Before Sunday's cabinet meeting, Israel's acting Prime Minister Ehud Olmert called the new Hamas-led legislature a "terrorist authority" and said that all funds to it must be stopped.
Israel "won't have contacts with a government in which Hamas takes part," Olmert added.
The decision means Israel will halt the transfer of about $50 million in taxes it collects monthly on behalf of the Palestinians under a 1994 economic accord.
Withholding that money could compromise the ability of the Palestinian government to pay salaries for 140,000 workers, including 57,000 security personnel.

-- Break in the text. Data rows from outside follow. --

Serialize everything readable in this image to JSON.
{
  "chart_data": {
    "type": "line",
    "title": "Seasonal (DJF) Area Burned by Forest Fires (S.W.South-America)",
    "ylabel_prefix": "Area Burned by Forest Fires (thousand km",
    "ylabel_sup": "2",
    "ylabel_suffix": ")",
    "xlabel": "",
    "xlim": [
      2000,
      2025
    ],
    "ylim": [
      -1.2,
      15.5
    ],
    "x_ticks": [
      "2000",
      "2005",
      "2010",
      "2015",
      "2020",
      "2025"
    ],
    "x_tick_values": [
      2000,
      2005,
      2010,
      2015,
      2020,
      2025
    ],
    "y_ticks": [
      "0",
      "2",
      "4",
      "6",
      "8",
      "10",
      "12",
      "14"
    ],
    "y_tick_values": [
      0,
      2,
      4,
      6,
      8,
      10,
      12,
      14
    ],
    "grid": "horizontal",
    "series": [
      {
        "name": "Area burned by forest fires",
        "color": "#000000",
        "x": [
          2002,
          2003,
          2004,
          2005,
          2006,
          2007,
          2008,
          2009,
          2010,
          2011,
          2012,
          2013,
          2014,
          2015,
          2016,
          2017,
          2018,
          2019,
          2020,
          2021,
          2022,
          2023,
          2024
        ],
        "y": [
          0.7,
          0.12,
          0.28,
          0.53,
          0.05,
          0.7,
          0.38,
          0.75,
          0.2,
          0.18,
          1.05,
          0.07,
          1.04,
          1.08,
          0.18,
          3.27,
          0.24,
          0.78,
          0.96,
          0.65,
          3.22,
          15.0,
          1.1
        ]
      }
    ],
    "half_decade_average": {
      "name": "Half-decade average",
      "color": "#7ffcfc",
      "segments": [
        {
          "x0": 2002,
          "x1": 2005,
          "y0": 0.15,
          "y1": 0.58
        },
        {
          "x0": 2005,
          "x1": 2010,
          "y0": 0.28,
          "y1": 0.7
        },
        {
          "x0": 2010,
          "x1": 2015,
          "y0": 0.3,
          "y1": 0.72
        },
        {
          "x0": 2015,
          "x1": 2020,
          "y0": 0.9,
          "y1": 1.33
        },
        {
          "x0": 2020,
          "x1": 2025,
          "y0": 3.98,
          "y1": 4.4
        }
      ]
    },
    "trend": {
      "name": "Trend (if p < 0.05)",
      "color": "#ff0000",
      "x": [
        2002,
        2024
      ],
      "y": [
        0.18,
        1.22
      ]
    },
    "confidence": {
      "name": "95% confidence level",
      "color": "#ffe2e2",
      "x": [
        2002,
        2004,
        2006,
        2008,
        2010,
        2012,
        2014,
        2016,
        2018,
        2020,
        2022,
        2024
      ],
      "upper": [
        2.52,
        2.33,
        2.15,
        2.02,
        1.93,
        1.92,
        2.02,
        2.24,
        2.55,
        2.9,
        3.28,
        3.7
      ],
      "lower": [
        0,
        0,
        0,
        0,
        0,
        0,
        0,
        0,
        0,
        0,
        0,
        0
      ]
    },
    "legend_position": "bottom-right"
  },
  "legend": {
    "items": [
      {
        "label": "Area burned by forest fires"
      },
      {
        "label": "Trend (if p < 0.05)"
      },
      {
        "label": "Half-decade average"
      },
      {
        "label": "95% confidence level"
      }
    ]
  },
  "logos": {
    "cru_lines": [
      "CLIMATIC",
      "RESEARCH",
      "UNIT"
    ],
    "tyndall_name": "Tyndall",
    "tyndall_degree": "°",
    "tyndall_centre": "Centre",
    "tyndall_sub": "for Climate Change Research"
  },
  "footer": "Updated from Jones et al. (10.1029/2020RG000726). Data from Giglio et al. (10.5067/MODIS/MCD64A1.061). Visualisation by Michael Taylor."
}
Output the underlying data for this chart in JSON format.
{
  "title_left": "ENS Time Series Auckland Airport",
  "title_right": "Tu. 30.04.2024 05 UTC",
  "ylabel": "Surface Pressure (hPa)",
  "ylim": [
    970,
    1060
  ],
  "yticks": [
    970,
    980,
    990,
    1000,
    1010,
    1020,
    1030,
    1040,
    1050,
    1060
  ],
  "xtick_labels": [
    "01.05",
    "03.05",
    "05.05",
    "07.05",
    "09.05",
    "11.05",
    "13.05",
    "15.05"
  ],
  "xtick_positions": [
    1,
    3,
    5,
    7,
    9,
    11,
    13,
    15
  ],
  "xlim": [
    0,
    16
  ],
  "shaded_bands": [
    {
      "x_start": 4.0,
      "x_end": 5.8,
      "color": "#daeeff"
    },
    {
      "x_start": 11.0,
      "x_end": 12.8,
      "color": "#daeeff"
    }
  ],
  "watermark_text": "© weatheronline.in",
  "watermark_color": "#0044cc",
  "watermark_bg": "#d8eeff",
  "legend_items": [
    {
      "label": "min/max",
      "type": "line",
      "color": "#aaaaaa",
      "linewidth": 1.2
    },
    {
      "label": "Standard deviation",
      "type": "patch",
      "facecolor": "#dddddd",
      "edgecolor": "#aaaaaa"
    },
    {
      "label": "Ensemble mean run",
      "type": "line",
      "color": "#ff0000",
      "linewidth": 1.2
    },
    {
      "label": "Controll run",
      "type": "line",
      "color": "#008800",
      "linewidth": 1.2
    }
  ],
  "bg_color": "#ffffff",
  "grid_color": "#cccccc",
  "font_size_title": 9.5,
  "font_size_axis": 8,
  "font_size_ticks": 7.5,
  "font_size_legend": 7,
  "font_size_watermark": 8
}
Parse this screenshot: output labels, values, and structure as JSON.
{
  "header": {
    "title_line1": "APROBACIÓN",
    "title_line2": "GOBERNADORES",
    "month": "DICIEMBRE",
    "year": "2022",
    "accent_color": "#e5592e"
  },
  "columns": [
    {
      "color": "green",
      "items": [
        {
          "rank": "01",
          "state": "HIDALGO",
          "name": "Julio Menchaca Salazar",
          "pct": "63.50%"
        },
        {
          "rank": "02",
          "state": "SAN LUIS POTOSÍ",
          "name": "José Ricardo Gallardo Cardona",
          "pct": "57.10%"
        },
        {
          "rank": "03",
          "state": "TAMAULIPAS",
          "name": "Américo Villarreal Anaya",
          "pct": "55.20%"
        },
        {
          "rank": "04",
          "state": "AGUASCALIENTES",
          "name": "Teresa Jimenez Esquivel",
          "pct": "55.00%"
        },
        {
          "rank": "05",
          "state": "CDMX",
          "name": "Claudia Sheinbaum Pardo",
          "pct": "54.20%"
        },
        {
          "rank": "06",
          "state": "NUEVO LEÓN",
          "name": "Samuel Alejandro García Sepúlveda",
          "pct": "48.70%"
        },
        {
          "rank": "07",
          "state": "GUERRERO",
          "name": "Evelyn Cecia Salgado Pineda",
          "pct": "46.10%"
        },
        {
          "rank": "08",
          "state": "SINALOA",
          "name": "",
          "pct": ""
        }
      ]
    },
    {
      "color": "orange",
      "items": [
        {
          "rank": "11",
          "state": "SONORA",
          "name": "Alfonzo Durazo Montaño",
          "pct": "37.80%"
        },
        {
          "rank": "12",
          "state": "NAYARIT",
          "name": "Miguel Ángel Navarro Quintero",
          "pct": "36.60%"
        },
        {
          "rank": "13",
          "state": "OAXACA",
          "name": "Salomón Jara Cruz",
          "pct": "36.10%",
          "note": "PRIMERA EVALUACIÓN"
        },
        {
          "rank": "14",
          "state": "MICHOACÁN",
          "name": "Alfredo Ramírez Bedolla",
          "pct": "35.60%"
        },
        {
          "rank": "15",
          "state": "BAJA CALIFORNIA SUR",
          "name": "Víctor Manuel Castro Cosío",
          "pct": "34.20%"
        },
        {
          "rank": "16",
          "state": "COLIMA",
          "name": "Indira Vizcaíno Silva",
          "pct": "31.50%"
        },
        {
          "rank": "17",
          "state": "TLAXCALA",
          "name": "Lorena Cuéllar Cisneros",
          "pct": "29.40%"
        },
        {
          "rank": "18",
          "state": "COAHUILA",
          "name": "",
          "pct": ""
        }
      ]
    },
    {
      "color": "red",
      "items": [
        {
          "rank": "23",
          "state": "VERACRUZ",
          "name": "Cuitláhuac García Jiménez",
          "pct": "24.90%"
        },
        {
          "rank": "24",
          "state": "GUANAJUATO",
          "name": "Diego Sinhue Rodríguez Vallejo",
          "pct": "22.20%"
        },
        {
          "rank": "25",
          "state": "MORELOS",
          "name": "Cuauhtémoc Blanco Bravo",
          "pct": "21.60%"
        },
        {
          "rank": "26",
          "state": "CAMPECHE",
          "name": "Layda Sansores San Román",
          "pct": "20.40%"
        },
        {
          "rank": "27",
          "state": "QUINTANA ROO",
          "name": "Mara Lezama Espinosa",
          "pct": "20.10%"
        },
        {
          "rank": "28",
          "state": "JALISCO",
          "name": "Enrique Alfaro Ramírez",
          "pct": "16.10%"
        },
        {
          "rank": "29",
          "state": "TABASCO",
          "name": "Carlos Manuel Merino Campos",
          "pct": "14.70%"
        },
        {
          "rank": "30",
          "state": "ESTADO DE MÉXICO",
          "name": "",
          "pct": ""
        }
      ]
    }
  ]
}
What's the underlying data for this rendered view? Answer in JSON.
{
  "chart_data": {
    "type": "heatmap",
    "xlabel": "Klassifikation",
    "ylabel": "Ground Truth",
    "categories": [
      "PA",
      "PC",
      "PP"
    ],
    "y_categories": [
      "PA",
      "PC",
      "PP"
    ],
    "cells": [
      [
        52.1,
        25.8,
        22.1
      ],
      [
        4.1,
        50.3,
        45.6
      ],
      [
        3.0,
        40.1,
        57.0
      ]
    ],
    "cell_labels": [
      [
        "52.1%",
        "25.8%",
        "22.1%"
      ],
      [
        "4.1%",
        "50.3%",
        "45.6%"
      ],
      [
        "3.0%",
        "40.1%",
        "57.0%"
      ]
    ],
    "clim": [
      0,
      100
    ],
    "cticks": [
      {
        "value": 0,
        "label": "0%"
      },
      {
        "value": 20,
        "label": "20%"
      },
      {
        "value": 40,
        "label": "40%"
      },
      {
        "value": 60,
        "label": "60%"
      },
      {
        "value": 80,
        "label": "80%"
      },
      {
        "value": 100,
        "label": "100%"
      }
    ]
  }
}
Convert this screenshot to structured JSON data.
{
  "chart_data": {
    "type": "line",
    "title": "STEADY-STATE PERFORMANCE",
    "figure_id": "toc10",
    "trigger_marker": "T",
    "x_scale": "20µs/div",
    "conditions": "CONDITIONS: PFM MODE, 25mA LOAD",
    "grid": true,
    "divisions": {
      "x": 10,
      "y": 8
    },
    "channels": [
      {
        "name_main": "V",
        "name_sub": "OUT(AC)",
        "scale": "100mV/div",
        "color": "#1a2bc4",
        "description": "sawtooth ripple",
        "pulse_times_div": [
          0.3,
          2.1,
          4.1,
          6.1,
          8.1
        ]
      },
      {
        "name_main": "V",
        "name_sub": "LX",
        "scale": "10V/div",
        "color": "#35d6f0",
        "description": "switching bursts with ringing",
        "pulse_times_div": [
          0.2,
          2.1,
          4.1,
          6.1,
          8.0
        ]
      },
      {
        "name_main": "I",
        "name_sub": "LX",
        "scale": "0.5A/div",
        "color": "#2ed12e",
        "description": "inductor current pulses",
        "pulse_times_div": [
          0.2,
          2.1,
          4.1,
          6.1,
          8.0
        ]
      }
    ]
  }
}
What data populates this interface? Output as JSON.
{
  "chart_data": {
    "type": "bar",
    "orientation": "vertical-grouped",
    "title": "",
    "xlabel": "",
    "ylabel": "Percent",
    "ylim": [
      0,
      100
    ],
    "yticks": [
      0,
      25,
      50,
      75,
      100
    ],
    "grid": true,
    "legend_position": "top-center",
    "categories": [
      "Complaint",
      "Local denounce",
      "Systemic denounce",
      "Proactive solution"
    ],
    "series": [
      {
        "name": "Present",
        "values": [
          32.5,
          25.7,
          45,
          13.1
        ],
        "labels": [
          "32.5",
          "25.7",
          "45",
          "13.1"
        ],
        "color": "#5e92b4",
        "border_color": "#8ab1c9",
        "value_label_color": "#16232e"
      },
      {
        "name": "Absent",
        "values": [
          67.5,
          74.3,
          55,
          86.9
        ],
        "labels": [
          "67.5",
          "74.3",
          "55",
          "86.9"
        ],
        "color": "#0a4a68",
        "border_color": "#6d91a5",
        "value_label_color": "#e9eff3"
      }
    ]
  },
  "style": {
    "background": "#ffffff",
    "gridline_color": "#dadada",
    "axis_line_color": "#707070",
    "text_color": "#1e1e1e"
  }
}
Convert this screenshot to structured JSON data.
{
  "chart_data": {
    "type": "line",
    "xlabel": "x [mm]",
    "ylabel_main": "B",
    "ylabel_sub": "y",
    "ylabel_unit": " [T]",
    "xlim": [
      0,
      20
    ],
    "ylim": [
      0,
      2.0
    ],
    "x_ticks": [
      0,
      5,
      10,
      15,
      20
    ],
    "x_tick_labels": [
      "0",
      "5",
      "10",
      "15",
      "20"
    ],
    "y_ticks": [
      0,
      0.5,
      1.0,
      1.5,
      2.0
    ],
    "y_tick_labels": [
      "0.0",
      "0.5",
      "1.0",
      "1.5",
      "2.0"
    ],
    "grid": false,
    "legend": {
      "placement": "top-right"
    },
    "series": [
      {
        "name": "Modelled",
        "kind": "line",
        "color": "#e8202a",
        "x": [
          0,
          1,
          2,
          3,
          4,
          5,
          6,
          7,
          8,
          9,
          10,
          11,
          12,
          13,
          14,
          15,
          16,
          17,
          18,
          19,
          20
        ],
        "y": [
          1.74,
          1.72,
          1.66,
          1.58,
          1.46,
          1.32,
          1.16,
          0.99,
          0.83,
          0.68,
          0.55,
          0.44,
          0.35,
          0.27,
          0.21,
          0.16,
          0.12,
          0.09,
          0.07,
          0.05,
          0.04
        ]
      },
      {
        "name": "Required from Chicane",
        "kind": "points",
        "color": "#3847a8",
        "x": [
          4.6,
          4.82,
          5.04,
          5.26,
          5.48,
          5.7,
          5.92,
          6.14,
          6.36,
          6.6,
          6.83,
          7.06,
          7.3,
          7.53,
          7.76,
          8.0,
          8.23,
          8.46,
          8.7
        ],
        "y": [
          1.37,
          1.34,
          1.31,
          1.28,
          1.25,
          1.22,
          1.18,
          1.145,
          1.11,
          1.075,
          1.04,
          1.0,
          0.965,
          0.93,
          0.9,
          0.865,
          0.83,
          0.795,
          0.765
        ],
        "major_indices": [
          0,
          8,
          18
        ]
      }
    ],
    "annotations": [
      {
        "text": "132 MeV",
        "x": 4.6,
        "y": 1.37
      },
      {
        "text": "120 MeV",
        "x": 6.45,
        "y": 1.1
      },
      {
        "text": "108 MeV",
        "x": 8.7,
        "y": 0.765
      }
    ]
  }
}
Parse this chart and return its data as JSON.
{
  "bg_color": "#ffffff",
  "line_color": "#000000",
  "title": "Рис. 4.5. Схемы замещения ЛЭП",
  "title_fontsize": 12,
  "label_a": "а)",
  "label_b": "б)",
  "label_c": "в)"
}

Humanitarian aid will be allowed to continue.
Abdel Aziz Duaik, Hamas' new parliament speaker, denounced the move as a ploy motivated by political concerns ahead of Israel's March 28 elections.
"This is a wrong decision, and the Israelis must reconsider it," Duaik said.
"The measures that Israel declared against the Palestinian people are considered part of the ongoing Israeli collective punishment measures that aim at punishing all Palestinian people," added Palestinian legislator Ghassin Khatib.
Hamas has said it would try to make up any shortfall in part by recruiting money from the Arab and Muslim world. A senior delegation of Hamas officials arrived in Iran on Sunday to appeal for help.
Hamas, which is sworn to Israel's destruction, swept the Jan. 25 Palestinian elections. Its refusal to cave in to international pressure to disarm and recognize Israel's right to exist has prompted threats from the West to cut off hundreds of millions of dollars that it funnels to the Palestinians annually.
U.S. Secretary of State Condoleezza Rice is scheduled to be in the Middle East this coming week, where she will lobby leaders to support a boycott of Hamas.
Moderate PM
In what could be a move to put a more moderate face on Hamas, the group on Sunday nominated Ismail Haniyeh to be its prime minister. Haniyeh is seen as a leader of one of Hamas's more pragmatic wings.
"I pray to God almighty to help me in keeping up this responsibility in order to clarify the Palestinian issue," said Haniyeh on Sunday, "and the Palestinian people's sacrifices until we regain the rights which were forcibly taken from this great people."
Palestinian leader Mahmoud Abbas was expected later Sunday to formally charge Haniyeh with the task of putting together a new cabinet. Haniyeh would then have three weeks to submit a government to Abbas for approval.
Hamas, which captured 74 of 132 seats in its first run for parliament, is taking over from Abbas' long-ruling Fatah Party, which fell out of favor because of its failure to eradicate corruption and lawlessness on Palestinian streets.